Staying off topic for one more post....
I have only read the books once, and in the last couple of years. (I'm saving my reread for a time when I know ADWD is at the printers.
) So the following comes from possible a greater degree of ignorance about the series than yours, since you've read it more recently.
What I have been doing, though, is trying to sort out the POVs in my own writing and applying a truly-focused POV style. As we all know, ASoIaF is very POV-focused and GRRM has gone out of his way to stress this, by naming his chapters after the POVs. So what does this mean?
As I've argued more than once in Aspiring Writers, a strong POV approach limits the experience of the reader, unless the author makes specific allowances. The limitation is this: the POV only thinks (and so can narrate) about certain things.

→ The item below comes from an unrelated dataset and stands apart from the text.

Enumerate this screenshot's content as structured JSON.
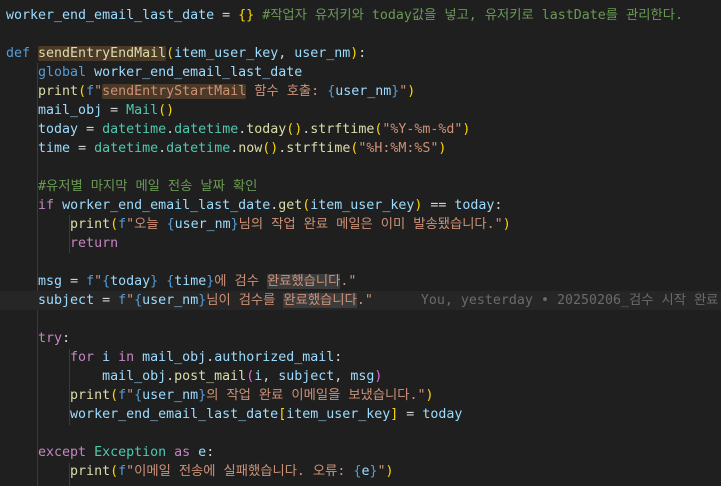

As I drive about my local area, I do not have a running commentary in my head about what I'm seeing. I take notice of the traffic, in general, and the traffic signals in particular (see later). If something is different, such as work being done on a house that wasn't being done the last time I saw it, I'll notice it. I might even ponder how something hasn't changed for a while, if the mood takes me. What I couldn't do is transcribe my conscious impressions of the journey and turn it into a well-described travelogue, letting those who've never been here visualise the place. And it shouldn't be very hard: most of us living in the UK will have seen very similar scenes. (What I could narrate in detail is the number of times the darped traffic lights have turned red just as I've approached them, even though I've been sticking religiously to the speed limits, and how it all went to pot a few years back with some road closures - not on my route - that changed the traffic patterns for a month or two: now the lights are green for ages to allow non-existent traffic flows to pass, meaning that they're red for me.... *cough*)
This could be considered as the next level of problem up from self-description (You know the how it is: all those useful mirros that our POV characters pass by when they need to describe their faces.) It isn't that the images are not in front of the POVs' eyes, it's that they are not being
perceived as they would if new and strange, or if, for some other reason, they are nearer the front of the POV's mind's eye.

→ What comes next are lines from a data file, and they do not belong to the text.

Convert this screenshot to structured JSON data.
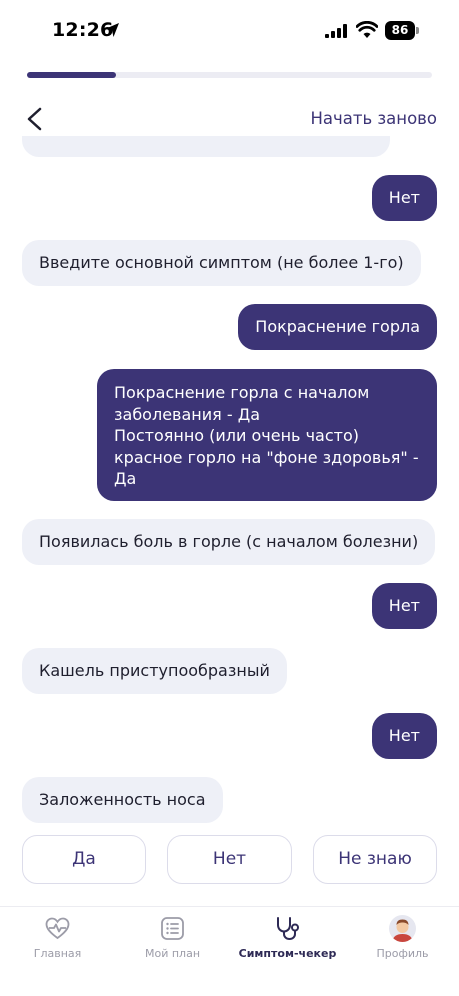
{
  "status_bar": {
    "time": "12:26",
    "battery": "86"
  },
  "progress": {
    "fraction": 0.22
  },
  "header": {
    "restart_label": "Начать заново"
  },
  "messages": [
    {
      "from": "user",
      "text": "Нет"
    },
    {
      "from": "bot",
      "text": "Введите основной симптом (не более 1-го)"
    },
    {
      "from": "user",
      "text": "Покраснение горла"
    },
    {
      "from": "user",
      "text": "Покраснение горла с началом\nзаболевания - Да\nПостоянно (или очень часто)\nкрасное горло на \"фоне здоровья\" -\nДа"
    },
    {
      "from": "bot",
      "text": "Появилась боль в горле (с началом болезни)"
    },
    {
      "from": "user",
      "text": "Нет"
    },
    {
      "from": "bot",
      "text": "Кашель приступообразный"
    },
    {
      "from": "user",
      "text": "Нет"
    },
    {
      "from": "bot",
      "text": "Заложенность носа"
    }
  ],
  "answers": {
    "yes": "Да",
    "no": "Нет",
    "dont_know": "Не знаю"
  },
  "tabs": [
    {
      "label": "Главная",
      "icon": "heart-pulse-icon"
    },
    {
      "label": "Мой план",
      "icon": "list-icon"
    },
    {
      "label": "Симптом-чекер",
      "icon": "stethoscope-icon",
      "active": true
    },
    {
      "label": "Профиль",
      "icon": "avatar-icon"
    }
  ],
  "colors": {
    "accent": "#3c3476",
    "bot_bubble": "#eef0f7",
    "inactive": "#9c9ca8"
  }
}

An example: I'm the kind of person** who likes lists of facts. I like to know how many people live in this or that place, for instance. But even I don't think about this when I'm doing other things, like driving, or like thinking about my next task or appointment.

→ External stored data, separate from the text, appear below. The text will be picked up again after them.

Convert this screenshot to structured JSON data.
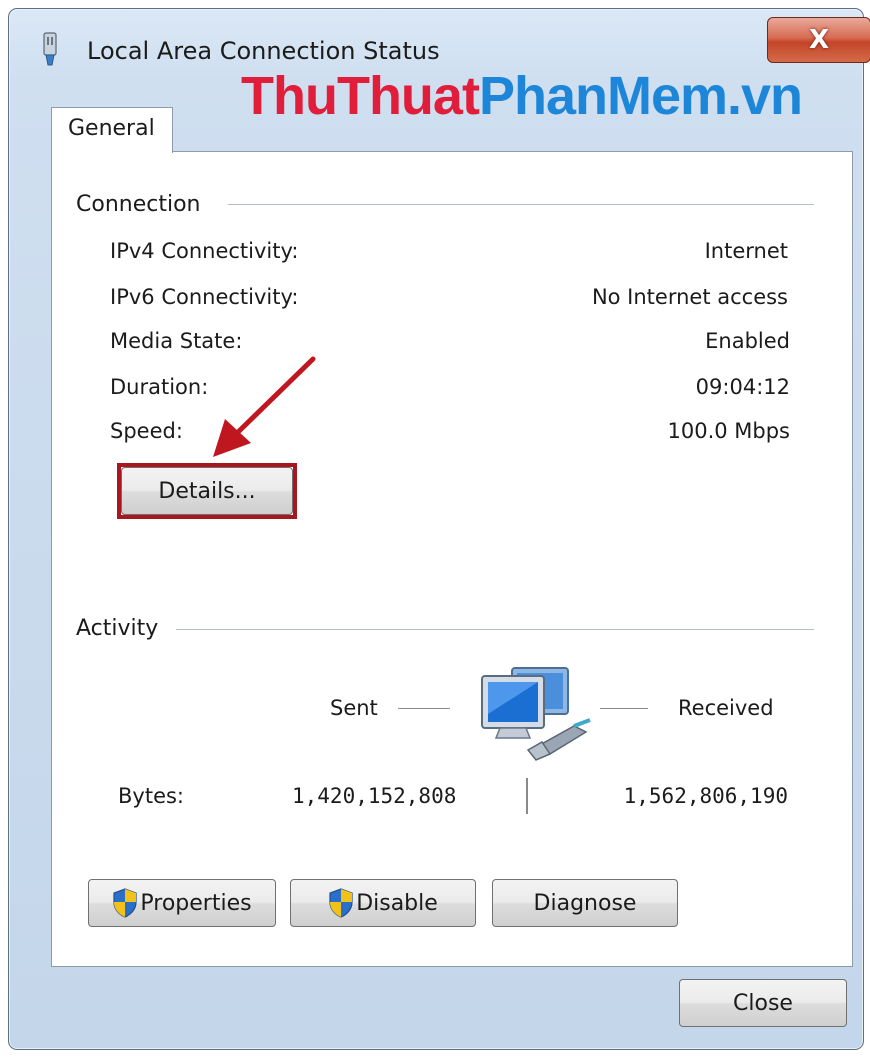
{
  "window": {
    "title": "Local Area Connection Status",
    "close_label": "X"
  },
  "watermark": {
    "part1": "ThuThuat",
    "part2": "PhanMem.vn"
  },
  "tabs": [
    {
      "label": "General",
      "selected": true
    }
  ],
  "connection": {
    "heading": "Connection",
    "rows": [
      {
        "label": "IPv4 Connectivity:",
        "value": "Internet"
      },
      {
        "label": "IPv6 Connectivity:",
        "value": "No Internet access"
      },
      {
        "label": "Media State:",
        "value": "Enabled"
      },
      {
        "label": "Duration:",
        "value": "09:04:12"
      },
      {
        "label": "Speed:",
        "value": "100.0 Mbps"
      }
    ],
    "details_button": "Details..."
  },
  "activity": {
    "heading": "Activity",
    "sent_label": "Sent",
    "received_label": "Received",
    "bytes_label": "Bytes:",
    "bytes_sent": "1,420,152,808",
    "bytes_received": "1,562,806,190"
  },
  "buttons": {
    "properties": "Properties",
    "disable": "Disable",
    "diagnose": "Diagnose",
    "close": "Close"
  },
  "icons": {
    "titlebar": "network-adapter-icon",
    "activity": "network-computers-icon",
    "shield": "uac-shield-icon",
    "annotation": "red-arrow-annotation"
  },
  "colors": {
    "highlight_border": "#a8161f",
    "arrow": "#c0161f",
    "watermark_red": "#e01d3a",
    "watermark_blue": "#1e86d8"
  }
}
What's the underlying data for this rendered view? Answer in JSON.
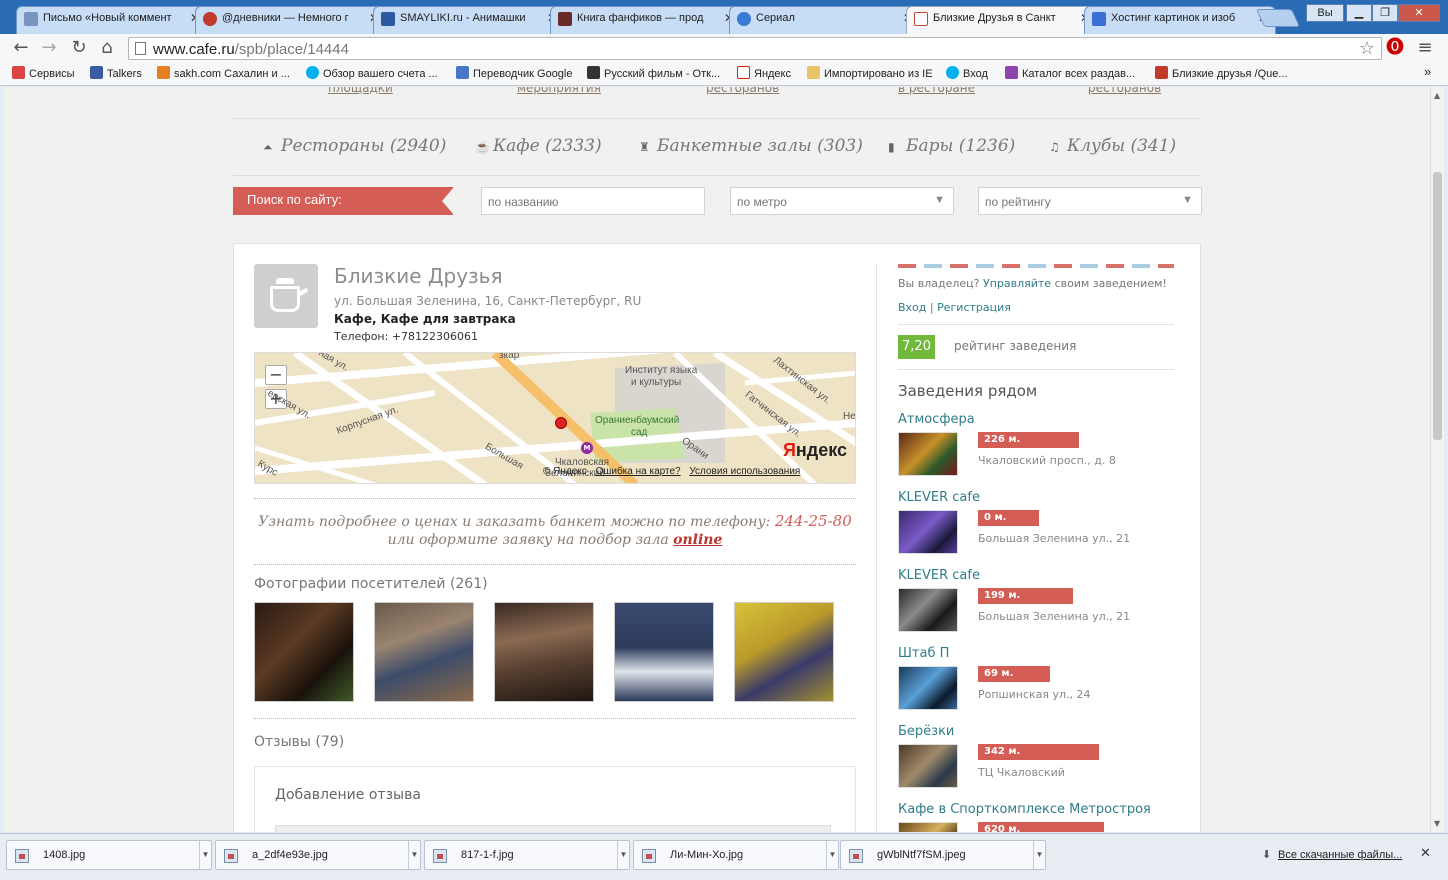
{
  "browser": {
    "tabs": [
      {
        "title": "Письмо «Новый коммент",
        "color": "#7a93c0"
      },
      {
        "title": "@дневники — Немного г",
        "color": "#c0392b"
      },
      {
        "title": "SMAYLIKI.ru - Анимашки",
        "color": "#2c5aa0"
      },
      {
        "title": "Книга фанфиков — прод",
        "color": "#6b2a2a"
      },
      {
        "title": "Сериал",
        "color": "#3a7bd5"
      },
      {
        "title": "Близкие Друзья в Санкт",
        "color": "#b94a3a"
      },
      {
        "title": "Хостинг картинок и изоб",
        "color": "#3a6fd8"
      }
    ],
    "user_button": "Вы",
    "url_domain": "www.cafe.ru",
    "url_path": "/spb/place/14444",
    "bookmarks": [
      {
        "label": "Сервисы",
        "color": "#d44"
      },
      {
        "label": "Talkers",
        "color": "#3b5ba5"
      },
      {
        "label": "sakh.com Сахалин и ...",
        "color": "#e67e22"
      },
      {
        "label": "Обзор вашего счета ...",
        "color": "#00aff0"
      },
      {
        "label": "Переводчик Google",
        "color": "#4a76c9"
      },
      {
        "label": "Русский фильм - Отк...",
        "color": "#333"
      },
      {
        "label": "Яндекс",
        "color": "#e21e12"
      },
      {
        "label": "Импортировано из IE",
        "color": "#e8c468"
      },
      {
        "label": "Вход",
        "color": "#00aff0"
      },
      {
        "label": "Каталог всех раздав...",
        "color": "#8e44ad"
      },
      {
        "label": "Близкие друзья /Que...",
        "color": "#c0392b"
      }
    ],
    "bookmarks_more": "»"
  },
  "site": {
    "top_links": [
      "площадки",
      "мероприятия",
      "ресторанов",
      "в ресторане",
      "ресторанов"
    ],
    "categories": [
      {
        "label": "Рестораны (2940)",
        "icon": "⏶"
      },
      {
        "label": "Кафе (2333)",
        "icon": "☕"
      },
      {
        "label": "Банкетные залы (303)",
        "icon": "♜"
      },
      {
        "label": "Бары (1236)",
        "icon": "▮"
      },
      {
        "label": "Клубы (341)",
        "icon": "♫"
      }
    ],
    "search": {
      "label": "Поиск по сайту:",
      "name_placeholder": "по названию",
      "metro_placeholder": "по метро",
      "rating_placeholder": "по рейтингу"
    }
  },
  "venue": {
    "name": "Близкие Друзья",
    "address": "ул. Большая Зеленина, 16, Санкт-Петербург, RU",
    "type": "Кафе, Кафе для завтрака",
    "phone": "Телефон: +78122306061",
    "map": {
      "streets": [
        "Корпусная ул.",
        "Большая",
        "Лахтинская ул.",
        "Гатчинская ул.",
        "Чкаловская",
        "Зеленинский",
        "Орани",
        "Курс",
        "ерская ул.",
        "ная ул.",
        "зкар",
        "Не"
      ],
      "poi": [
        "Институт языка",
        "и культуры",
        "Ораниенбаумский",
        "сад"
      ],
      "logo_first": "Я",
      "logo_rest": "ндекс",
      "copyright": "© Яндекс",
      "error_link": "Ошибка на карте?",
      "terms_link": "Условия использования",
      "zoom_out": "−",
      "zoom_in": "+"
    },
    "promo_text": "Узнать подробнее о ценах и заказать банкет можно по телефону:",
    "promo_phone": "244-25-80",
    "promo_text2": "или оформите заявку на подбор зала",
    "promo_link": "online",
    "photos_title": "Фотографии посетителей (261)",
    "reviews_title": "Отзывы (79)",
    "add_review": "Добавление отзыва"
  },
  "sidebar": {
    "owner_text": "Вы владелец?",
    "owner_link": "Управляйте",
    "owner_rest": "своим заведением!",
    "login": "Вход",
    "separator": "|",
    "register": "Регистрация",
    "rating": "7,20",
    "rating_label": "рейтинг заведения",
    "nearby_title": "Заведения рядом",
    "nearby": [
      {
        "name": "Атмосфера",
        "distance": "226 м.",
        "address": "Чкаловский просп., д. 8",
        "dist_frac": 0.74
      },
      {
        "name": "KLEVER cafe",
        "distance": "0 м.",
        "address": "Большая Зеленина ул., 21",
        "dist_frac": 0.34
      },
      {
        "name": "KLEVER cafe",
        "distance": "199 м.",
        "address": "Большая Зеленина ул., 21",
        "dist_frac": 0.68
      },
      {
        "name": "Штаб П",
        "distance": "69 м.",
        "address": "Ропшинская ул., 24",
        "dist_frac": 0.45
      },
      {
        "name": "Берёзки",
        "distance": "342 м.",
        "address": "ТЦ Чкаловский",
        "dist_frac": 0.95
      },
      {
        "name": "Кафе в Спорткомплексе Метростроя",
        "distance": "620 м.",
        "address": "",
        "dist_frac": 1.0
      }
    ]
  },
  "downloads": {
    "files": [
      "1408.jpg",
      "a_2df4e93e.jpg",
      "817-1-f.jpg",
      "Ли-Мин-Хо.jpg",
      "gWblNtf7fSM.jpeg"
    ],
    "all_files": "Все скачанные файлы...",
    "close": "✕"
  }
}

It's the same for the POVs: they are concerned with their positions in the game of thrones: to prosper; to avoid losing their advantage. In these circumstances, the adult POVs will not be thinking about every village and town, or about how many people live, or lived, there. (The Mountain that Rides may think about the number that he and his followers have killed on a raid, I suppose. Or maybe not) The towns are milestones on the journey, places of shelter or, possibly, danger. they are not items to be ticked off a list. if, however, there was a POV doing a similar job to those compiling the Domesday Book, we'd know just how many people live in Westeros. I think we'd all be surprised by the answer, as would Tyrion, Jaime, Catelyn, Eddard....)
The crowds of people are noticed, by the way, when they are blocking the route ahead or are tunring into a mob. The numbers gathered locally may then be of interest.
** - We all have our strange obsessions.